Week in Regulation

Prescription Drug Rule Brings Notable Costs During Short Week

Despite the short week due to the Thanksgiving holiday, federal agencies produced a somewhat lively haul of regulatory actions. There were 11 rulemakings with some measurable economic impact. The primary action of the week, however, was a multi-agency rule that would require health insurance providers to provide the agencies with greater information on how they cover prescription drugs. Across all rulemakings, agencies published $1.7 billion in total net costs and added 3.3 million annual paperwork burden hours.

REGULATORY TOPLINES

  • Proposed Rules: 47
  • Final Rules: 59
  • 2021 Total Pages: 67,542
  • 2021 Final Rule Costs: $21.5 billion
  • 2021 Proposed Rule Costs: $192.3 billion

NOTABLE REGULATORY ACTIONS

The most significant rulemaking of the week was a joint interim final rule from the Department of Health and Human Services, Internal Revenue Service, Employee Benefits Security Administration, and Office of Personnel Management (collectively, “the agencies”) regarding “Prescription Drug and Health Care Spending.” The rule implements yet another aspect of health care spending transparency measures included in the Consolidated Appropriations Act for 2021. In particular, this action would require plan providers to report to their relevant agency:

Prescription drug and health care spending, including, but not limited to, average monthly premium amounts … and the number of participants, beneficiaries, and enrollees, as applicable, with respect to the plan or coverage in the previous plan year. Additionally, plans and issuers must report prescription drug rebates, fees, and any other remuneration paid by drug manufacturers and any impact on premiums and out-of-pocket costs associated with these rebates, fees, or other remuneration.

The agencies estimate that such reporting requirements would impose roughly 2.8 million hours in annual paperwork, resulting in $363 million in annualized costs (or $1.5 billion over a five-year period).

TRACKING THE ADMINISTRATIONS

As we have already seen from executive orders and memos, the Biden Administration will surely provide plenty of contrasts with the Trump Administration on the regulatory front. And while there is a general expectation that the new administration will seek to broadly restore Obama-esque regulatory actions, there will also be areas where it charts its own course. Since the AAF RegRodeo data extend back to 2005, it is possible to provide weekly updates on how the top-level trends of President Biden’s regulatory record track with those of his two most recent predecessors. The following table provides the cumulative totals of final rules containing some quantified economic impact from each administration through this point in their respective terms.

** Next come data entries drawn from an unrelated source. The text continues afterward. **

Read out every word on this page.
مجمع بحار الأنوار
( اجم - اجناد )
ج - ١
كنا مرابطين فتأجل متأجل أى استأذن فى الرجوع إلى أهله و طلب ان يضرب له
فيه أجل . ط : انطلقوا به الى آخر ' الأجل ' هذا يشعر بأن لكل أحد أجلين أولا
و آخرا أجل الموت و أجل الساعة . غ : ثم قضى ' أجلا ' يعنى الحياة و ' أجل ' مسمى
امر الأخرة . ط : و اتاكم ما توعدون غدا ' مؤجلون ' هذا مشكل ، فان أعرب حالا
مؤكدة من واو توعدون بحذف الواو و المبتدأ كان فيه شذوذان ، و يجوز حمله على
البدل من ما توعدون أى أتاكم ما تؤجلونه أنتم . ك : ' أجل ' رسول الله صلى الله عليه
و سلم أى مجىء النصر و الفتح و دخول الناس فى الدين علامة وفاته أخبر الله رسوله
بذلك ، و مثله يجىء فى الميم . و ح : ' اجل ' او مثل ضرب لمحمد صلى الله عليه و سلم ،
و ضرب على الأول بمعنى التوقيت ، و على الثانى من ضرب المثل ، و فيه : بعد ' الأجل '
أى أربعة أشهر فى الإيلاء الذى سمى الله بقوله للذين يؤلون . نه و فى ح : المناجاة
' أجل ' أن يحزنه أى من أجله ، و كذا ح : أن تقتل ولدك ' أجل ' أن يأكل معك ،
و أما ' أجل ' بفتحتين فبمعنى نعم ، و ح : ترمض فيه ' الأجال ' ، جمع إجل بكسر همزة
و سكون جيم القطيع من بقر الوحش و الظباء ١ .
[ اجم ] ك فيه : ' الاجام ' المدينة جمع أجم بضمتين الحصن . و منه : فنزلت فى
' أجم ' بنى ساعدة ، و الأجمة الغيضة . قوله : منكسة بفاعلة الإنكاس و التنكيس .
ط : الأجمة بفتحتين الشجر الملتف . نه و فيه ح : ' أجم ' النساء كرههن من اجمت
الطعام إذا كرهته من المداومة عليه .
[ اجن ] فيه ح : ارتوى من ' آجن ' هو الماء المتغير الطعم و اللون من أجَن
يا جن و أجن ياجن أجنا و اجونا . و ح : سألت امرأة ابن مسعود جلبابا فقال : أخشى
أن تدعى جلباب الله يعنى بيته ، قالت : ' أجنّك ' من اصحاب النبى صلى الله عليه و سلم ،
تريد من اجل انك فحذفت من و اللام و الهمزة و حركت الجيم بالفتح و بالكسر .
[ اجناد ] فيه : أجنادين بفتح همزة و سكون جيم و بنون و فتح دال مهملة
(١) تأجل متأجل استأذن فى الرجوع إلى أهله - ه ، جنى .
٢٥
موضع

Largely due to the Prescription Drug Rule discussed above, the Biden Administration’s final rule tallies continued to tick upwards. With roughly $1.6 billion in final rule costs, it narrows the gap between it and the Obama-era total while it widens its lead over both its predecessors by nearly 3 million annual hours of paperwork. There was not as much notable action, however, from either of those preceding administrations. The most significant trend was a roughly 980,000 paperwork burden hour increase under Obama, due primarily to a Medicare payment rule from November 2009.

THIS WEEK’S REGULATORY PICTURE

This week, the Surface Transportation Board (STB) offers two paths for resolving small rate disputes between carriers and shippers.

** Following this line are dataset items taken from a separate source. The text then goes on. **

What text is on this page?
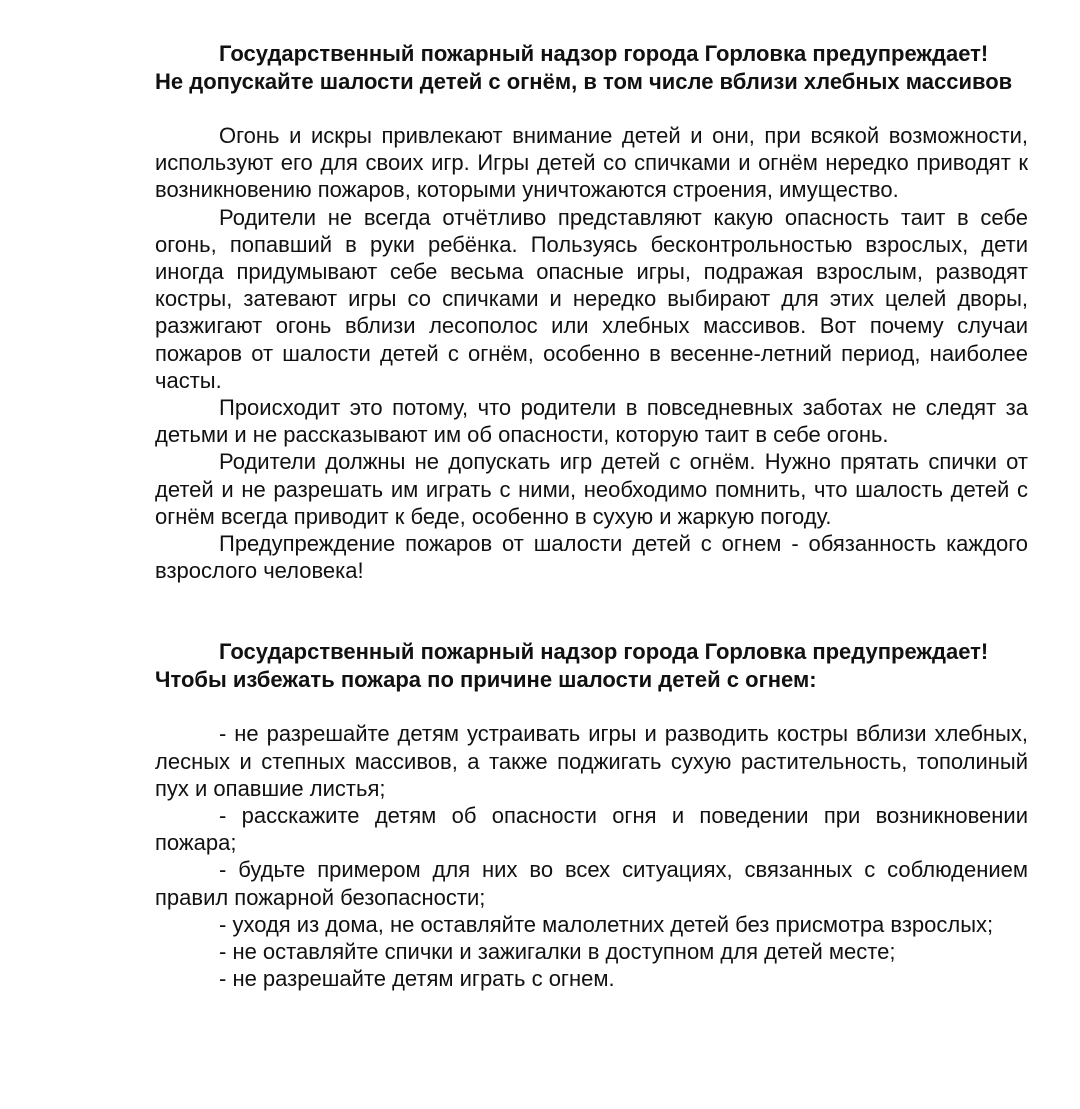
Государственный пожарный надзор города Горловка предупреждает!
Не допускайте шалости детей с огнём, в том числе вблизи хлебных массивов

Огонь и искры привлекают внимание детей и они, при всякой возможности, используют его для своих игр. Игры детей со спичками и огнём нередко приводят к возникновению пожаров, которыми уничтожаются строения, имущество.

Родители не всегда отчётливо представляют какую опасность таит в себе огонь, попавший в руки ребёнка. Пользуясь бесконтрольностью взрослых, дети иногда придумывают себе весьма опасные игры, подражая взрослым, разводят костры, затевают игры со спичками и нередко выбирают для этих целей дворы, разжигают огонь вблизи лесополос или хлебных массивов. Вот почему случаи пожаров от шалости детей с огнём, особенно в весенне-летний период, наиболее часты.

Происходит это потому, что родители в повседневных заботах не следят за детьми и не рассказывают им об опасности, которую таит в себе огонь.

Родители должны не допускать игр детей с огнём. Нужно прятать спички от детей и не разрешать им играть с ними, необходимо помнить, что шалость детей с огнём всегда приводит к беде, особенно в сухую и жаркую погоду.

Предупреждение пожаров от шалости детей с огнем - обязанность каждого взрослого человека!

Государственный пожарный надзор города Горловка предупреждает!
Чтобы избежать пожара по причине шалости детей с огнем:

- не разрешайте детям устраивать игры и разводить костры вблизи хлебных, лесных и степных массивов, а также поджигать сухую растительность, тополиный пух и опавшие листья;

- расскажите детям об опасности огня и поведении при возникновении пожара;

- будьте примером для них во всех ситуациях, связанных с соблюдением правил пожарной безопасности;

- уходя из дома, не оставляйте малолетних детей без присмотра взрослых;

- не оставляйте спички и зажигалки в доступном для детей месте;

- не разрешайте детям играть с огнем.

On November 26, the STB, the independent agency within the Department of Transportation focused on economic regulation of surface transportation, published two notices of proposed rulemaking in the Federal Register dealing with resolving small rate disputes between carriers (railroads) and shippers.

The first notice is a supplemental proposal on Final Offer Rate Review (FORR). Originally proposed in September 2019 and stemming from the STB’s Rate Reform Task Force report (pictured), FORR is a baseball-style arbitration system where each side presents a final offer to an arbitrator and offers evidence for why their offer should be chosen. One of the two offers is chosen based usually on which is considered more reasonable. As AAF explained last year, FORR as proposed tilts disputes in favor of shippers.

The supplemental proposal offers some minor modifications to the original proposed rule, but the real purpose of the notice is to put the FORR rulemaking on parallel tracks with a new, separate proposal.

That second proposal comes in response to a petition for rulemaking from a group of Class I railroads. That petition, filed in 2020, offered the STB an alternative arbitration system that would be less costly for parties and lead to fewer polarizing resolutions. In the petition, the carriers said they would be willing to agree to use the system for five years if they can withdraw if certain underlying regulations are changed and if they are exempted from FORR, should that rule be finalized. STB’s notice offers a form of the idea presented in the petition, though it limits when carriers would be able to withdraw.

As the STB makes clear, the two proposals are not an either/or proposition. Instead, it seems likely the Board wants to finalize both. The fate of the rules will depend on comments from carriers and shippers over the next several months.

TOTAL BURDENS

Since January 1, the federal government has published $213.8 billion in total net costs (with $21.5 billion in new costs from finalized rules) and 138.6 million hours of net annual paperwork burden increases (with 130.6 million hours in increases from final rules).